Banda Aceh – Polda Aceh menyalurkan ribuan paket daging meugang kepada personel Polri dan awak media selama dua hari, 16–17 Februari 2026, sebagai bagian dari tradisi menyambut Ramadan.
Kegiatan yang dipusatkan di Mapolda Aceh ini menjadi sorotan karena melibatkan distribusi dalam jumlah besar, mulai dari proses penyembelihan hingga pengemasan dan pembagian kepada internal kepolisian serta insan pers. Penyerahan hari pertama dipimpin langsung Kapolda Aceh Irjen Pol. Drs. Marzuki Ali Basyah, M.M., di Hanggar Helikopter Mapolda, Banda Aceh.
Pada hari kedua, pembagian dilanjutkan di depan Lapangan Tenis Trengginas dan Meuligoe Polda Aceh untuk personel dari sejumlah satuan kerja serta ratusan awak media. Kabid Humas Polda Aceh, Kombes Pol. Joko Krisdiyanto, S.I.K., menyebut kegiatan tersebut sebagai bentuk kepedulian sosial sekaligus pelestarian tradisi lokal.

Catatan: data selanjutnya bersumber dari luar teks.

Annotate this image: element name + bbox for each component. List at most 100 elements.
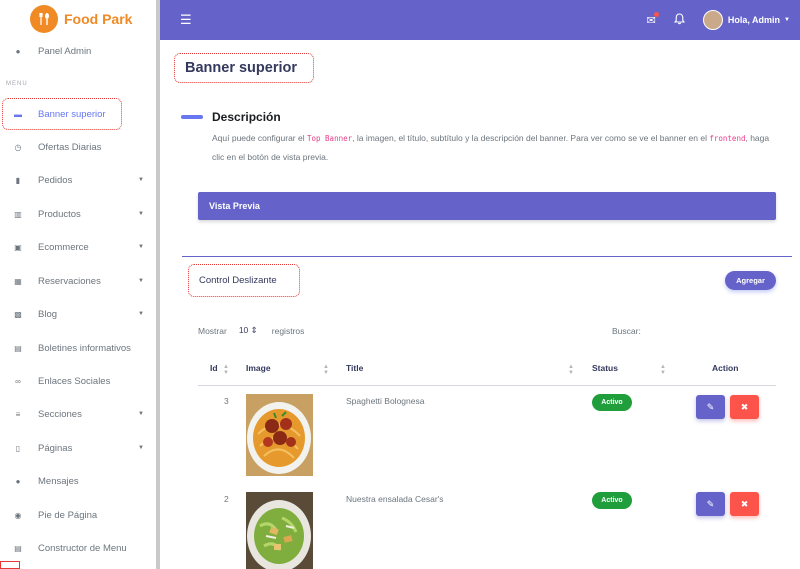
section-divider bbox=[182, 256, 792, 257]
table-header-divider bbox=[198, 385, 776, 386]
page-length-value: 10 bbox=[238, 325, 249, 335]
row-title: Spaghetti Bolognesa bbox=[346, 396, 425, 406]
sidebar-item-paginas[interactable]: ▯ Páginas ▼ bbox=[0, 437, 156, 459]
sidebar-item-pedidos[interactable]: ▮ Pedidos ▼ bbox=[0, 169, 156, 191]
sidebar-item-banner-superior[interactable]: ▬ Banner superior bbox=[0, 103, 156, 125]
description-text-part: , la imagen, el título, subtítulo y la d… bbox=[352, 133, 710, 143]
sidebar-item-secciones[interactable]: ≡ Secciones ▼ bbox=[0, 403, 156, 425]
newsletter-icon: ▤ bbox=[14, 343, 22, 353]
salad-image bbox=[246, 492, 313, 569]
sidebar-item-label: Páginas bbox=[38, 442, 73, 454]
code-top-banner: Top Banner bbox=[306, 134, 353, 143]
chevron-down-icon: ▼ bbox=[138, 445, 144, 451]
sidebar-item-label: Ecommerce bbox=[38, 241, 89, 253]
preview-toggle[interactable]: Vista Previa bbox=[198, 192, 776, 220]
trash-icon: ✖ bbox=[740, 498, 749, 509]
chevron-down-icon: ▼ bbox=[138, 278, 144, 284]
cart-icon: ▥ bbox=[14, 209, 22, 219]
row-title: Nuestra ensalada Cesar's bbox=[346, 494, 444, 504]
status-badge: Activo bbox=[592, 492, 632, 509]
delete-button[interactable]: ✖ bbox=[730, 395, 759, 419]
description-text-part: Aquí puede configurar el bbox=[212, 133, 307, 143]
chair-icon: ▦ bbox=[14, 276, 22, 286]
records-label: registros bbox=[271, 325, 305, 336]
fork-spoon-icon bbox=[30, 5, 58, 33]
slider-control-title: Control Deslizante bbox=[188, 264, 300, 297]
user-greeting[interactable]: Hola, Admin bbox=[728, 15, 780, 25]
page-icon: ▯ bbox=[15, 443, 21, 453]
column-header-id[interactable]: Id bbox=[210, 363, 218, 373]
sidebar-item-label: Pie de Página bbox=[38, 509, 98, 521]
store-icon: ▣ bbox=[14, 242, 22, 252]
banner-icon: ▬ bbox=[14, 109, 22, 119]
corner-marker bbox=[0, 561, 20, 569]
section-accent-bar bbox=[181, 115, 203, 119]
list-icon: ≡ bbox=[15, 409, 21, 419]
sidebar-item-constructor-menu[interactable]: ▤ Constructor de Menu bbox=[0, 537, 156, 559]
sidebar-item-label: Panel Admin bbox=[38, 45, 92, 57]
chevron-down-icon[interactable]: ▼ bbox=[784, 17, 790, 23]
column-header-title[interactable]: Title bbox=[346, 363, 363, 373]
sidebar-item-label: Secciones bbox=[38, 408, 82, 420]
trash-icon: ✖ bbox=[740, 401, 749, 412]
row-id: 2 bbox=[224, 494, 229, 504]
sort-icon[interactable]: ▲ ▼ bbox=[323, 364, 329, 376]
chevron-down-icon: ▼ bbox=[138, 211, 144, 217]
sidebar-item-boletines[interactable]: ▤ Boletines informativos bbox=[0, 337, 156, 359]
sidebar-item-label: Blog bbox=[38, 308, 58, 320]
column-header-status[interactable]: Status bbox=[592, 363, 618, 373]
sidebar-item-reservaciones[interactable]: ▦ Reservaciones ▼ bbox=[0, 270, 156, 292]
edit-icon: ✎ bbox=[706, 498, 715, 509]
description-text: Aquí puede configurar el Top Banner, la … bbox=[212, 129, 772, 167]
delete-button[interactable]: ✖ bbox=[730, 492, 759, 516]
sidebar: Food Park ● Panel Admin MENU ▬ Banner su… bbox=[0, 0, 160, 569]
sort-icon[interactable]: ▲ ▼ bbox=[568, 364, 574, 376]
sidebar-item-blog[interactable]: ▩ Blog ▼ bbox=[0, 303, 156, 325]
topbar: ☰ ✉ Hola, Admin ▼ bbox=[160, 0, 800, 40]
sort-icon[interactable]: ▲ ▼ bbox=[223, 364, 229, 376]
clock-icon: ◷ bbox=[14, 142, 22, 152]
sidebar-item-pie-de-pagina[interactable]: ◉ Pie de Página bbox=[0, 504, 156, 526]
sidebar-item-label: Enlaces Sociales bbox=[38, 375, 111, 387]
link-icon: ∞ bbox=[15, 376, 21, 386]
page-title: Banner superior bbox=[185, 60, 297, 76]
chevron-down-icon: ▼ bbox=[138, 311, 144, 317]
sidebar-item-panel-admin[interactable]: ● Panel Admin bbox=[0, 40, 156, 62]
add-button[interactable]: Agregar bbox=[725, 271, 776, 290]
fire-icon: ● bbox=[15, 46, 21, 56]
sidebar-item-label: Reservaciones bbox=[38, 275, 101, 287]
sidebar-item-label: Ofertas Diarias bbox=[38, 141, 102, 153]
sidebar-item-ofertas-diarias[interactable]: ◷ Ofertas Diarias bbox=[0, 136, 156, 158]
chevron-down-icon: ▼ bbox=[138, 244, 144, 250]
column-header-image[interactable]: Image bbox=[246, 363, 271, 373]
spaghetti-image bbox=[246, 394, 313, 476]
description-title: Descripción bbox=[212, 110, 281, 124]
row-id: 3 bbox=[224, 396, 229, 406]
avatar[interactable] bbox=[702, 10, 723, 30]
sidebar-item-enlaces-sociales[interactable]: ∞ Enlaces Sociales bbox=[0, 370, 156, 392]
edit-button[interactable]: ✎ bbox=[696, 395, 725, 419]
sidebar-item-label: Productos bbox=[38, 208, 81, 220]
page-length-select[interactable]: 10 ⇕ bbox=[239, 325, 258, 336]
hamburger-menu-icon[interactable]: ☰ bbox=[180, 12, 192, 28]
edit-button[interactable]: ✎ bbox=[696, 492, 725, 516]
sidebar-item-label: Mensajes bbox=[38, 475, 79, 487]
menu-header: MENU bbox=[6, 81, 28, 87]
sidebar-item-ecommerce[interactable]: ▣ Ecommerce ▼ bbox=[0, 236, 156, 258]
page-length-control: Mostrar 10 ⇕ registros bbox=[198, 325, 304, 336]
envelope-icon[interactable]: ✉ bbox=[647, 11, 659, 27]
info-icon: ◉ bbox=[14, 510, 22, 520]
brand[interactable]: Food Park bbox=[0, 0, 156, 38]
menu-builder-icon: ▤ bbox=[14, 543, 22, 553]
sidebar-item-productos[interactable]: ▥ Productos ▼ bbox=[0, 203, 156, 225]
sort-icon[interactable]: ▲ ▼ bbox=[660, 364, 666, 376]
page-title-highlight: Banner superior bbox=[174, 53, 314, 83]
code-frontend: frontend bbox=[709, 134, 746, 143]
search-label: Buscar: bbox=[612, 326, 641, 336]
sidebar-item-mensajes[interactable]: ● Mensajes bbox=[0, 470, 156, 492]
edit-icon: ✎ bbox=[706, 401, 715, 412]
chevron-down-icon: ▼ bbox=[138, 177, 144, 183]
sidebar-item-label: Pedidos bbox=[38, 174, 73, 186]
bell-icon[interactable] bbox=[673, 12, 686, 28]
sidebar-item-label: Banner superior bbox=[38, 108, 106, 120]
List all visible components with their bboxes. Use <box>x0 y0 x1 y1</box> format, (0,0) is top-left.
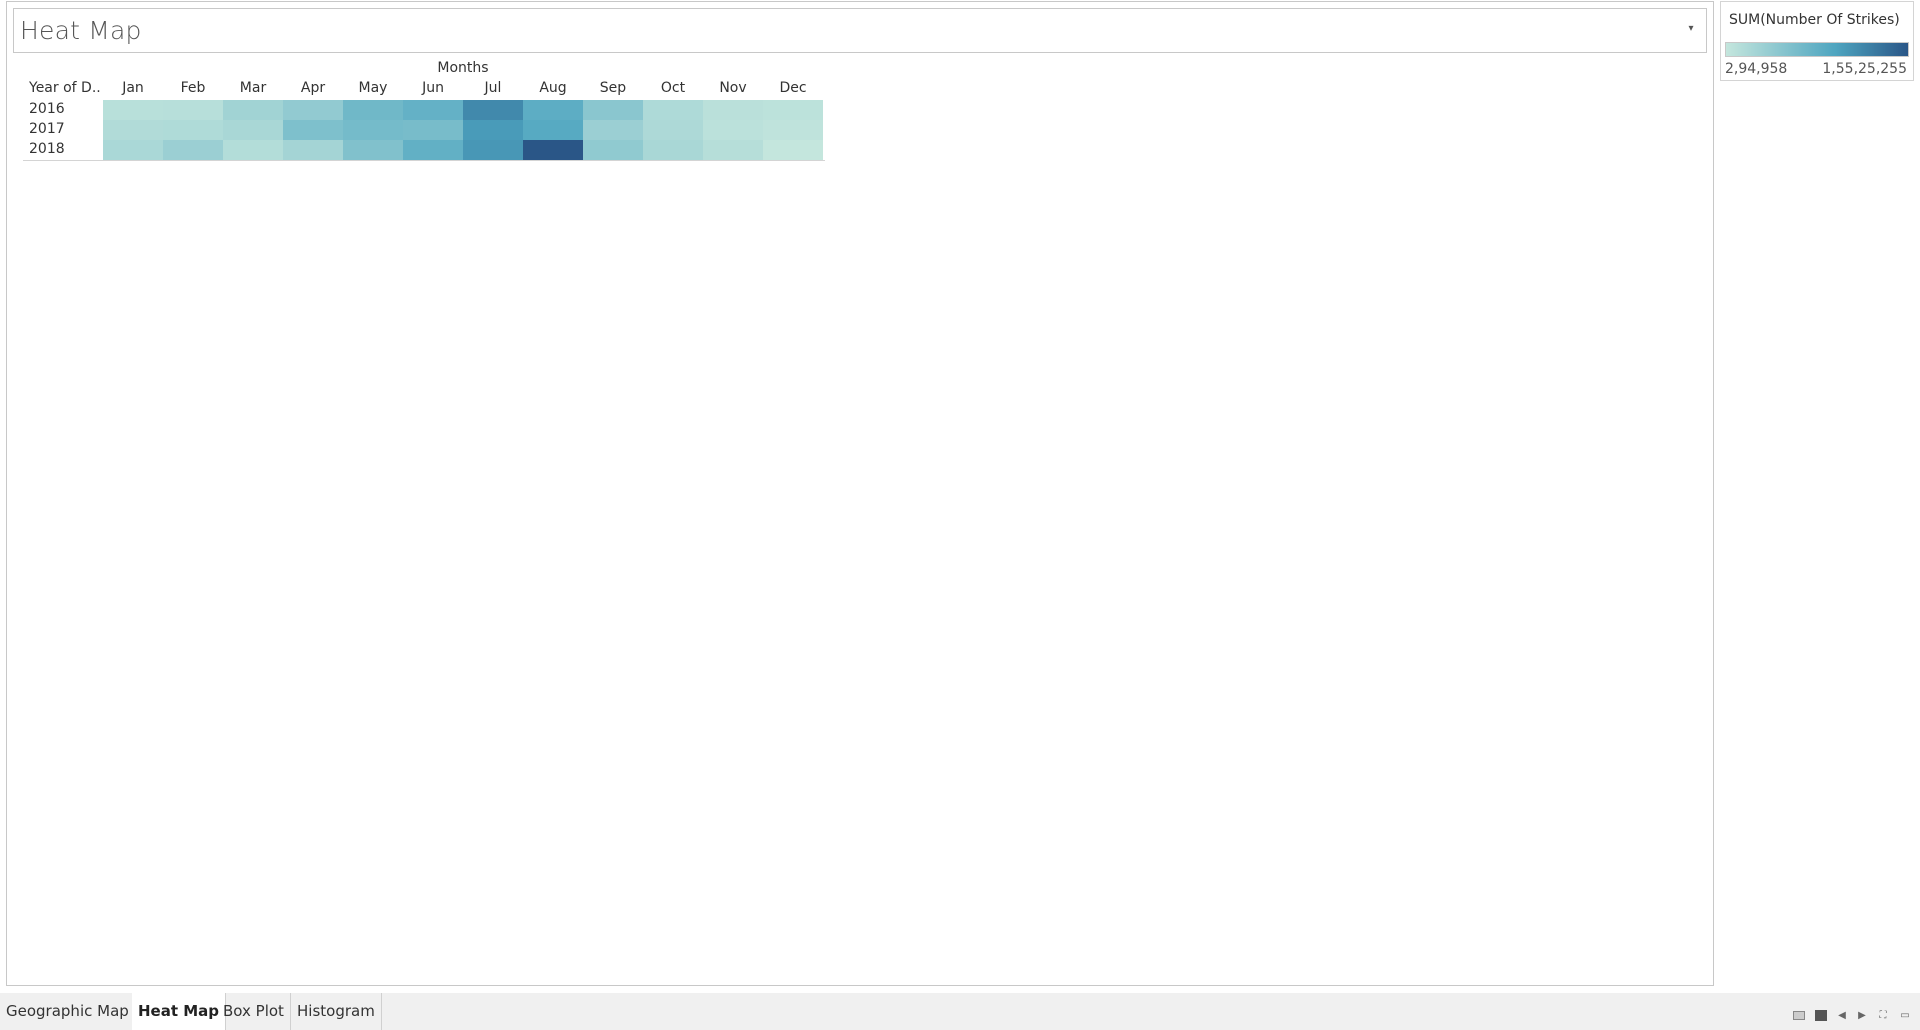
column-header-aug[interactable]: Aug <box>523 80 583 96</box>
presentation-icon[interactable]: ▭ <box>1898 1010 1912 1022</box>
heatmap-cell[interactable] <box>103 100 163 120</box>
column-header-sep[interactable]: Sep <box>583 80 643 96</box>
tiles-icon[interactable] <box>1815 1010 1827 1021</box>
tab-geographic-map[interactable]: Geographic Map <box>0 993 136 1030</box>
heatmap-cell[interactable] <box>643 100 703 120</box>
tableau-workbook: Heat Map ▾ Months Year of D.. Jan Feb Mar A… <box>0 0 1920 1030</box>
heatmap-cell[interactable] <box>463 140 523 160</box>
filmstrip-icon[interactable] <box>1793 1011 1805 1020</box>
previous-icon[interactable]: ◀ <box>1835 1010 1849 1022</box>
column-header-dec[interactable]: Dec <box>763 80 823 96</box>
table-row: 2018 <box>23 140 825 160</box>
grid-bottom-border <box>23 160 825 161</box>
column-header-jan[interactable]: Jan <box>103 80 163 96</box>
table-row: 2017 <box>23 120 825 140</box>
heatmap-cell[interactable] <box>583 140 643 160</box>
heatmap-cell[interactable] <box>703 120 763 140</box>
sheet-title-bar[interactable]: Heat Map ▾ <box>13 8 1707 53</box>
worksheet-pane: Heat Map ▾ Months Year of D.. Jan Feb Mar A… <box>6 1 1714 986</box>
heatmap-cell[interactable] <box>223 120 283 140</box>
row-header-2018[interactable]: 2018 <box>29 141 65 157</box>
heatmap-cell[interactable] <box>523 100 583 120</box>
heatmap-cell[interactable] <box>463 100 523 120</box>
heatmap-cell[interactable] <box>163 120 223 140</box>
heatmap-cell[interactable] <box>703 100 763 120</box>
column-headers: Year of D.. Jan Feb Mar Apr May Jun Jul Aug Sep O… <box>23 80 843 100</box>
column-header-may[interactable]: May <box>343 80 403 96</box>
heatmap-cell[interactable] <box>223 140 283 160</box>
fullscreen-icon[interactable]: ⛶ <box>1876 1010 1890 1022</box>
column-header-jul[interactable]: Jul <box>463 80 523 96</box>
heatmap-cell[interactable] <box>763 120 823 140</box>
color-legend[interactable]: SUM(Number Of Strikes) 2,94,958 1,55,25,… <box>1720 1 1914 81</box>
heatmap-cell[interactable] <box>283 100 343 120</box>
next-icon[interactable]: ▶ <box>1855 1010 1869 1022</box>
column-header-oct[interactable]: Oct <box>643 80 703 96</box>
heatmap-cell[interactable] <box>523 120 583 140</box>
heatmap-cell[interactable] <box>583 120 643 140</box>
heatmap-cell[interactable] <box>163 140 223 160</box>
legend-color-ramp <box>1725 42 1909 57</box>
sheet-title: Heat Map <box>20 16 142 45</box>
heatmap-cell[interactable] <box>343 120 403 140</box>
column-header-feb[interactable]: Feb <box>163 80 223 96</box>
heatmap-cell[interactable] <box>763 100 823 120</box>
heatmap-cell[interactable] <box>163 100 223 120</box>
heatmap-cell[interactable] <box>283 140 343 160</box>
tab-heat-map[interactable]: Heat Map <box>132 993 227 1030</box>
column-dimension-header[interactable]: Months <box>103 60 823 76</box>
heatmap-cell[interactable] <box>283 120 343 140</box>
heatmap-cell[interactable] <box>583 100 643 120</box>
heatmap-cell[interactable] <box>643 140 703 160</box>
column-header-mar[interactable]: Mar <box>223 80 283 96</box>
table-row: 2016 <box>23 100 825 120</box>
legend-min-label: 2,94,958 <box>1725 61 1788 77</box>
heatmap-cell[interactable] <box>343 100 403 120</box>
heatmap-cell[interactable] <box>343 140 403 160</box>
heatmap-cell[interactable] <box>103 140 163 160</box>
legend-title: SUM(Number Of Strikes) <box>1729 12 1900 28</box>
column-header-nov[interactable]: Nov <box>703 80 763 96</box>
heatmap-cell[interactable] <box>403 120 463 140</box>
column-header-jun[interactable]: Jun <box>403 80 463 96</box>
heatmap-cell[interactable] <box>403 140 463 160</box>
column-header-apr[interactable]: Apr <box>283 80 343 96</box>
row-header-2016[interactable]: 2016 <box>29 101 65 117</box>
row-dimension-header[interactable]: Year of D.. <box>29 80 101 96</box>
heatmap-cell[interactable] <box>463 120 523 140</box>
row-header-2017[interactable]: 2017 <box>29 121 65 137</box>
sheet-tab-strip: Geographic Map Heat Map Box Plot Histogr… <box>0 993 1920 1030</box>
heatmap-cell[interactable] <box>643 120 703 140</box>
legend-max-label: 1,55,25,255 <box>1822 61 1907 77</box>
tab-box-plot[interactable]: Box Plot <box>217 993 291 1030</box>
heatmap-cell[interactable] <box>523 140 583 160</box>
tab-histogram[interactable]: Histogram <box>291 993 382 1030</box>
heatmap-cell[interactable] <box>223 100 283 120</box>
heatmap-cell[interactable] <box>103 120 163 140</box>
chevron-down-icon[interactable]: ▾ <box>1684 22 1698 36</box>
heatmap-cell[interactable] <box>763 140 823 160</box>
heatmap-cell[interactable] <box>403 100 463 120</box>
heatmap-cell[interactable] <box>703 140 763 160</box>
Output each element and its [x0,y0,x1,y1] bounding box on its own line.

Berdasarkan pantauan di lapangan, proses distribusi diawali dengan penyembelihan sapi di lingkungan Mapolda Aceh sebelum daging dikemas menjadi ribuan paket siap salur.
Secara tradisional, meugang merupakan kearifan lokal masyarakat Aceh yang identik dengan pembelian dan pembagian daging menjelang Ramadan. Dalam konteks institusi, langkah Polda Aceh ini memperlihatkan pendekatan kultural untuk mempererat solidaritas internal dan relasi dengan media.
Polda Aceh menegaskan bahwa pembagian daging meugang bertujuan membantu kebutuhan bahan pangan menjelang Ramadan serta memperkuat kebersamaan antara aparat dan masyarakat.
Tradisi ini dinilai memiliki dimensi sosial dan budaya yang kuat di Aceh. Ke depan, pengelolaan kegiatan serupa diharapkan tetap menjunjung prinsip keterbukaan dan efisiensi agar manfaatnya dirasakan luas tanpa menimbulkan persepsi konflik kepentingan, khususnya dalam relasi institusi dengan awak media.